ISPO Studie: Das steckt hinter der Liebe der Deutschen zur Funktionskleidung

welt.de: Funktionskleidung ist ein Renner. Jeder vierte Deutsche will sich demnächst damit eindecken – und sie dann nicht nur bei Outdoor-Aktivitäten tragen. Der Trend hat weitreichende Folgen. Beflügelt durch die Coronapandemie wendet sich die Branche jetzt noch einer ganz neuen Zielgruppe zu.

Vor allem die Jacken werden nicht mehr nur beim Wandern getragen: Sogenannte Funktionskleidung – atmungsaktiv, regenabweisend und vom Schnitt her in der Regel eher unauffällig – hat den urbanen Raum erobert.

Ein Viertel der Deutschen plant, sich in den kommenden zwölf Monaten mit neuer Funktionskleidung einzudecken, wie aus einer von INNOFACT im Auftrag der Internationalen Fachmesse für Sportartikel und Sportmode kürzlich durchgeführten Umfrage hervorgeht. Das ist zwar ein Minus von sieben Prozent im Vergleich zum Vorjahr, doch das Interesse an Joggingkleidung und -schuhen ging deutlich stärker zurück.
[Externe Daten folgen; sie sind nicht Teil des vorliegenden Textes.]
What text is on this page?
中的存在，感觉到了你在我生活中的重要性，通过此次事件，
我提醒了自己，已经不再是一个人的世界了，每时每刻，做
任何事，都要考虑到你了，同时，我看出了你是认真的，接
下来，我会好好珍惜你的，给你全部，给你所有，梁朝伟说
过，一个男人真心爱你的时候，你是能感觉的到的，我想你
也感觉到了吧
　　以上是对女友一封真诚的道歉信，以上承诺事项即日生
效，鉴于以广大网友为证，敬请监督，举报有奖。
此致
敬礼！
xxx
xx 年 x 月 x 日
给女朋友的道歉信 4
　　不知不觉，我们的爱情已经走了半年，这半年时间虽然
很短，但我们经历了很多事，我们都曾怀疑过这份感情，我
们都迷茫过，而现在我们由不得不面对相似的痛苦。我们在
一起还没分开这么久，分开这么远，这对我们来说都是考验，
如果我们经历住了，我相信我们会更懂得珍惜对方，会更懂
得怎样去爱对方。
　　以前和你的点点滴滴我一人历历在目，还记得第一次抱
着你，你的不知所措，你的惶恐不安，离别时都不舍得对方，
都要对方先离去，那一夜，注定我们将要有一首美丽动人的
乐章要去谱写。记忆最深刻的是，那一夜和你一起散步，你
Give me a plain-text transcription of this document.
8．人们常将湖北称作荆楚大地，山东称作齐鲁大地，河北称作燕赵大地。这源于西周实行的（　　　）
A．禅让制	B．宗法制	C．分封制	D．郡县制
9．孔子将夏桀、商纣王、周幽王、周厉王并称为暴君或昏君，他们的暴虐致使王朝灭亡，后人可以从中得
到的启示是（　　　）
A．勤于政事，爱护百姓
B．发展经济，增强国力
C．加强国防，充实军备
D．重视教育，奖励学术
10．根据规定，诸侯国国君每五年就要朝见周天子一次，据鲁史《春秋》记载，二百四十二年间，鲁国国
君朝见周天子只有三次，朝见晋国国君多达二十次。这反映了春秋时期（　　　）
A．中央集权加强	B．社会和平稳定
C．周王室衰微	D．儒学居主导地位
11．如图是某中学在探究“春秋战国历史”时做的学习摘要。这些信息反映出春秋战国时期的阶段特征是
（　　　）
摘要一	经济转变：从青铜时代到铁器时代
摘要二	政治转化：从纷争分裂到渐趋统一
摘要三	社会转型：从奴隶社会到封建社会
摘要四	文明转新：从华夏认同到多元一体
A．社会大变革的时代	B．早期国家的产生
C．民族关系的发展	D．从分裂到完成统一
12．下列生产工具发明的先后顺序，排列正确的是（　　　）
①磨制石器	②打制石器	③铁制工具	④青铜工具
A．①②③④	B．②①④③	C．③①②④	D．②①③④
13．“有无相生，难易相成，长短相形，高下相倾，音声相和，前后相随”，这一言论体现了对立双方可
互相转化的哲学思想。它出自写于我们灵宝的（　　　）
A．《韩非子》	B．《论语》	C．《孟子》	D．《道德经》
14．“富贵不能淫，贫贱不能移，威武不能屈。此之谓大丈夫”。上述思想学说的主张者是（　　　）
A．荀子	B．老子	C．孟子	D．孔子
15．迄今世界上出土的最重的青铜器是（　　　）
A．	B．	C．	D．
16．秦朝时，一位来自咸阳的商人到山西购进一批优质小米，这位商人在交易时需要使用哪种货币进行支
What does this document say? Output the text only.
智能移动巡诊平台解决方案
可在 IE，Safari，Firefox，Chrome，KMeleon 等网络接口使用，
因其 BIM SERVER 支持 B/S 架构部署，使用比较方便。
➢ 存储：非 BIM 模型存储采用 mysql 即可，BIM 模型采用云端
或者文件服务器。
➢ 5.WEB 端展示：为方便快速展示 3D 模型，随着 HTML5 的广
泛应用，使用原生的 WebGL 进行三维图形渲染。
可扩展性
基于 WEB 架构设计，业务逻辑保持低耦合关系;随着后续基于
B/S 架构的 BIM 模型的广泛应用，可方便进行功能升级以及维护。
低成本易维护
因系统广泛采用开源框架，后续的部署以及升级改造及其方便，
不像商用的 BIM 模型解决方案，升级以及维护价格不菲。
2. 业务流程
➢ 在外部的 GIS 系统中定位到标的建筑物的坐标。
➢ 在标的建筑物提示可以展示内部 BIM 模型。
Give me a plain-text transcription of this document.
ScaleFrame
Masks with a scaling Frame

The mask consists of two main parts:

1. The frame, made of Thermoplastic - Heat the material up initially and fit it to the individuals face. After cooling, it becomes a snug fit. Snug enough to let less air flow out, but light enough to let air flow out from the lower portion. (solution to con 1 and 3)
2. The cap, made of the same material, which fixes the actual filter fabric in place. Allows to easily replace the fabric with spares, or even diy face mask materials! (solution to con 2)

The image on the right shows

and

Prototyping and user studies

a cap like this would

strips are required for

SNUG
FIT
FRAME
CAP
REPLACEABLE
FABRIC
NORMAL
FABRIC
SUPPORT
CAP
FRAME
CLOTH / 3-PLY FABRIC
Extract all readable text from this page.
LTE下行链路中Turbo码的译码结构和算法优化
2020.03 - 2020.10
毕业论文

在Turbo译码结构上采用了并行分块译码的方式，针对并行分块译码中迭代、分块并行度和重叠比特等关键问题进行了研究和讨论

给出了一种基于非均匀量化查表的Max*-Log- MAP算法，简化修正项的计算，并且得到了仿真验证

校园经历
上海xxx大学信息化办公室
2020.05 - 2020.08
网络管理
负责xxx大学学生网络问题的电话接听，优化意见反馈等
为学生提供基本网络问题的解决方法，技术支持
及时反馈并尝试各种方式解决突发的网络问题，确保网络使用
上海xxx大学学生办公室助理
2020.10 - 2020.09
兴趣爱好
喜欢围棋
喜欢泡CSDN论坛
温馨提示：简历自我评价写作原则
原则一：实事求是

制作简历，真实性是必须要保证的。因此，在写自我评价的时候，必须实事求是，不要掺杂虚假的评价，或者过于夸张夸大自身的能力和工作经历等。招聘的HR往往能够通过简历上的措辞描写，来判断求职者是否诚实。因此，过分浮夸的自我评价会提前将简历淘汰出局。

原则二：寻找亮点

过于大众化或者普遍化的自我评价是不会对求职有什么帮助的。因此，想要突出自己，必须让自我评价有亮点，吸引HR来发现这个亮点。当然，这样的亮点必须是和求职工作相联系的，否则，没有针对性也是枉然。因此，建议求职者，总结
In Inflationszeiten, wie sie die Republik derzeit erlebt, sparen Verbraucher generell an Mode. Dass Funktionskleidung weniger stark verliert und die Bedeutung des Outdoor-Marktes längerfristig eher wachsen dürfte, lässt sich teils durch die Pandemie erklären: Sport in geschlossenen Räumen und der Besuch von Fitnessstudios wurden zeitweise eingeschränkt, weswegen diese Aktivitäten ins Freie verlagert werden mussten.

Auch Fashion-Experte Carl Tillessen, Chefanalyst des Deutschen Mode-Instituts in Berlin, sieht einen Zusammenhang zu den Corona-Maßnahmen: „Weil die Läden und Restaurants im Lockdown ohnehin geschlossen hatten, ging es öfter raus aufs Land als rein in die Stadt“, sagt er. „Dadurch sind die Menschen heute sehr viel naturverbundener als vorher. Mit der Konsequenz, dass sie auch mehr Outdoor-Bekleidung tragen. Auch in der Stadt.“

Tillessen, der früher ein eigenes Modelabel hatte, erwartet zudem, dass der Trend zu immer bunteren Farben in der Freizeit- und Outdoor-Mode vorübergehen dürfte. „Unsere Ausrüstung soll uns helfen, uns mit der Natur zu verbinden, statt uns vor ihr zu schützen.“

Der Mode-Experte glaubt an eine Veränderung, die bleibt: „Die Bequemlichkeit, die wir uns einmal erobert haben, geben wir nicht wieder her.“ Dieser Wandel dürfte sich auf die kommenden Fashion-Saisons auswirken: mit gedeckten Farben, Braun- und Grüntönen sowie rustikalen Stoffen wie Cord, Loden oder Leder.

Aber auch Hightech werde weiter eine Rolle spielen. „Die Methode, sich mit daunen- oder hohlfasergefüllten Luftkammern vor Kälte zu schützen, kommt aus der Outdoor-Mode und findet sich heute in Jacken, Westen, zum Drunter- oder Drüberziehen, für Sommer oder Winter“, sagt Tillessen.

Neu sind solche Einflüsse auf die allgemeine Mode nicht, auch wenn sie häufig in Vergessenheit geraten sind. Wer denkt zum Beispiel beim Trenchcoat noch daran, dass dieser im Ersten Weltkrieg ein Uniformmantel war? „Aber auch Bomberjacken oder Springerstiefel sind heute modischer Mainstream“, sagt Tillessen. „Obwohl hier die militärische Herkunft noch erkennbar ist.“

Er hält allerdings nichts davon, einen Zusammenhang zwischen militärischen Ereignissen und Military Looks in der Mode zu konstruieren. „Es gibt viele Kleidungsstücke, die es von der Uniform in die Outdoor-Mode geschafft haben und von da Modetrends geworden sind, wie zum Beispiel der Parka.“

Bei Outdoor-Bekleidung geht der Trend zur Vermischung der Lebenswelten derweil weiter. Es gibt mittlerweile zahlreiche Outdoor-Marken – und viele von ihnen wollen auch gar nicht mehr nur Wanderer und Bergsteiger ansprechen.

Umgekehrt schielen selbst Luxusmarken auf Naturfreunde. So hat sich das italienische Modeunternehmen Gucci jüngst mit dem US-Outdoor-Anbieter The North Face zusammengetan und eine gemeinsame Kollektion von Daunenjacken, Overalls und Wanderrucksäcken herausgebracht.